I’ve been on the other side of this as well. When an addicted patient demands that I give him the controlled substance that he wants, and I refuse, he threatens relapse. If you won’t give me a prescribed stimulant, then I’m just going to have to go buy meth on the street. I’ll relapse and it will be your fault. Again, this is absurd. His relapse is in no way my responsibility, but in his drug-addled brain, I’m in the wrong and all his life problems are my fault.

Pharaoh did the same in today’s passage. In the story, Moses threatened an eighth plague, one of locusts, if Pharaoh didn’t let the Hebrews go worship in the wilderness. Dependent on the Israelites for slave labor, Pharaoh couldn’t stand the thought of losing them, so he accused Moses of wickedness. You have some evil purpose in mind. Moses wanted to free his people from slavery – a righteous intention. From Pharaoh’s perspective though, this was pure evil.

Most of us have been on both sides of this.

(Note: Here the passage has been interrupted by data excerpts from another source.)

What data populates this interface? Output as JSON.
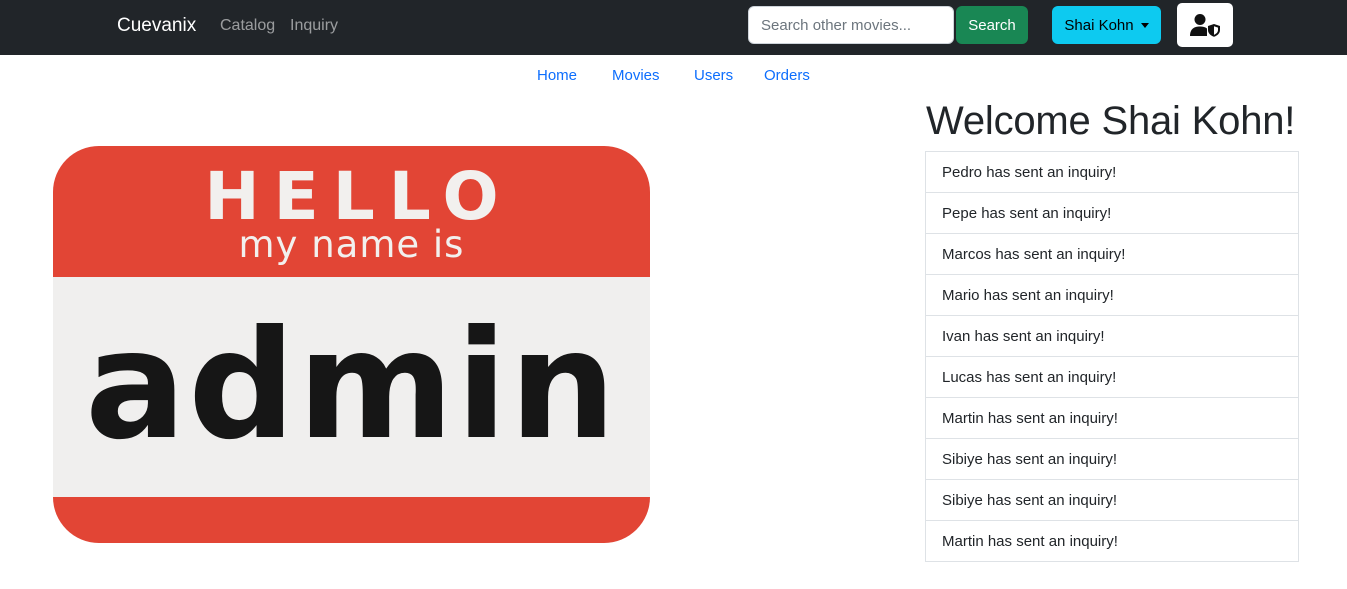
{
  "navbar": {
    "brand": "Cuevanix",
    "links": [
      "Catalog",
      "Inquiry"
    ],
    "search": {
      "placeholder": "Search other movies...",
      "value": "",
      "button_label": "Search"
    },
    "user_menu": {
      "label": "Shai Kohn"
    },
    "admin_icon": "user-shield-icon"
  },
  "subnav": {
    "links": [
      "Home",
      "Movies",
      "Users",
      "Orders"
    ]
  },
  "image": {
    "hello": "HELLO",
    "subtitle": "my name is",
    "name": "admin"
  },
  "welcome": "Welcome Shai Kohn!",
  "inquiries": [
    "Pedro has sent an inquiry!",
    "Pepe has sent an inquiry!",
    "Marcos has sent an inquiry!",
    "Mario has sent an inquiry!",
    "Ivan has sent an inquiry!",
    "Lucas has sent an inquiry!",
    "Martin has sent an inquiry!",
    "Sibiye has sent an inquiry!",
    "Sibiye has sent an inquiry!",
    "Martin has sent an inquiry!"
  ],
  "colors": {
    "navbar_bg": "#212529",
    "search_button": "#198754",
    "user_button": "#0dcaf0",
    "link": "#0d6efd",
    "hello_red": "#e24535"
  }
}
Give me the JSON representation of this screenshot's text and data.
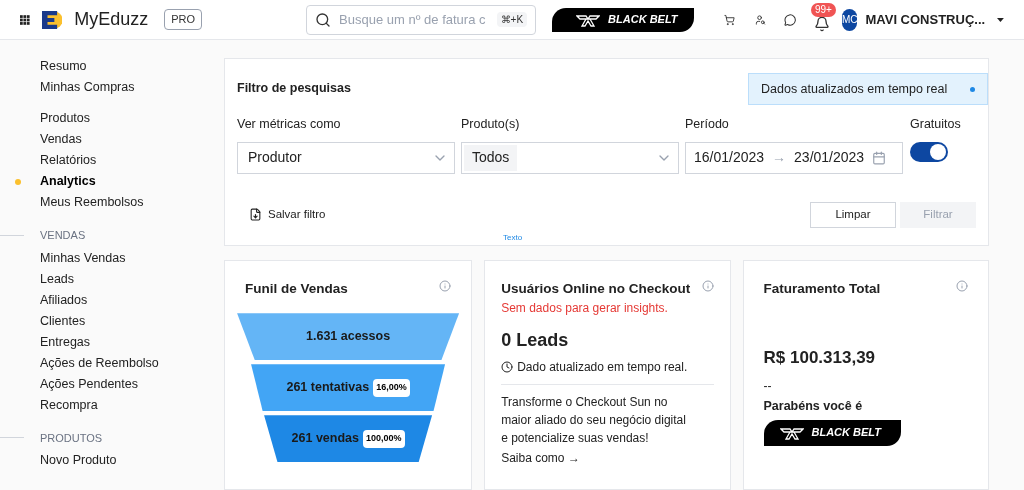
{
  "header": {
    "brand": "MyEduzz",
    "plan": "PRO",
    "search": {
      "placeholder": "Busque um nº de fatura c",
      "shortcut": "⌘+K"
    },
    "belt": "BLACK BELT",
    "notifications": "99+",
    "avatar": "MC",
    "account": "MAVI CONSTRUÇ..."
  },
  "sidebar": {
    "groups": [
      {
        "items": [
          {
            "label": "Resumo",
            "selected": false
          },
          {
            "label": "Minhas Compras",
            "selected": false
          }
        ]
      },
      {
        "items": [
          {
            "label": "Produtos",
            "selected": false
          },
          {
            "label": "Vendas",
            "selected": false
          },
          {
            "label": "Relatórios",
            "selected": false
          },
          {
            "label": "Analytics",
            "selected": true
          },
          {
            "label": "Meus Reembolsos",
            "selected": false
          }
        ]
      },
      {
        "heading": "VENDAS",
        "items": [
          {
            "label": "Minhas Vendas",
            "selected": false
          },
          {
            "label": "Leads",
            "selected": false
          },
          {
            "label": "Afiliados",
            "selected": false
          },
          {
            "label": "Clientes",
            "selected": false
          },
          {
            "label": "Entregas",
            "selected": false
          },
          {
            "label": "Ações de Reembolso",
            "selected": false
          },
          {
            "label": "Ações Pendentes",
            "selected": false
          },
          {
            "label": "Recompra",
            "selected": false
          }
        ]
      },
      {
        "heading": "PRODUTOS",
        "items": [
          {
            "label": "Novo Produto",
            "selected": false
          }
        ]
      }
    ]
  },
  "filter": {
    "title": "Filtro de pesquisas",
    "notice": "Dados atualizados em tempo real",
    "metrics": {
      "label": "Ver métricas como",
      "value": "Produtor"
    },
    "product": {
      "label": "Produto(s)",
      "value": "Todos"
    },
    "period": {
      "label": "Período",
      "from": "16/01/2023",
      "separator": "→",
      "to": "23/01/2023"
    },
    "free": {
      "label": "Gratuitos",
      "on": true
    },
    "save": "Salvar filtro",
    "tiny": "Texto",
    "clear": "Limpar",
    "apply": {
      "label": "Filtrar",
      "disabled": true
    }
  },
  "funnel": {
    "title": "Funil de Vendas",
    "stages": [
      {
        "label": "1.631 acessos",
        "color": "#64b5f6"
      },
      {
        "label": "261 tentativas",
        "badge": "16,00%",
        "color": "#42a5f5"
      },
      {
        "label": "261 vendas",
        "badge": "100,00%",
        "color": "#1e88e5"
      }
    ]
  },
  "checkout": {
    "title": "Usuários Online no Checkout",
    "warning": "Sem dados para gerar insights.",
    "leads": "0 Leads",
    "updated": "Dado atualizado em tempo real.",
    "promo": "Transforme o Checkout Sun no maior aliado do seu negócio digital e potencialize suas vendas!",
    "link": "Saiba como →"
  },
  "revenue": {
    "title": "Faturamento Total",
    "amount": "R$ 100.313,39",
    "delta": "--",
    "congrats": "Parabéns você é",
    "belt": "BLACK BELT"
  }
}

When someone calls out our self-destructive behavior, we lash out. You’re the problem. Not me. If, however, we desire the lives for which we were made, we must daily embrace the humility required for continual transformation. None of us are perfect. We all must keep growing. We all need correction from time to time, no matter how painful.

When we’re on the other side of this, calling out the self-destructive behavior of others, we will be accused of evil. That’s not our responsibility. We can’t change the other. We’re only responsible for our own behavior. Daily, our job is to go to God, pointing our lives at him instead of ourselves, living right, even if others accuse us of wrong. That’s all we can do, and that is enough.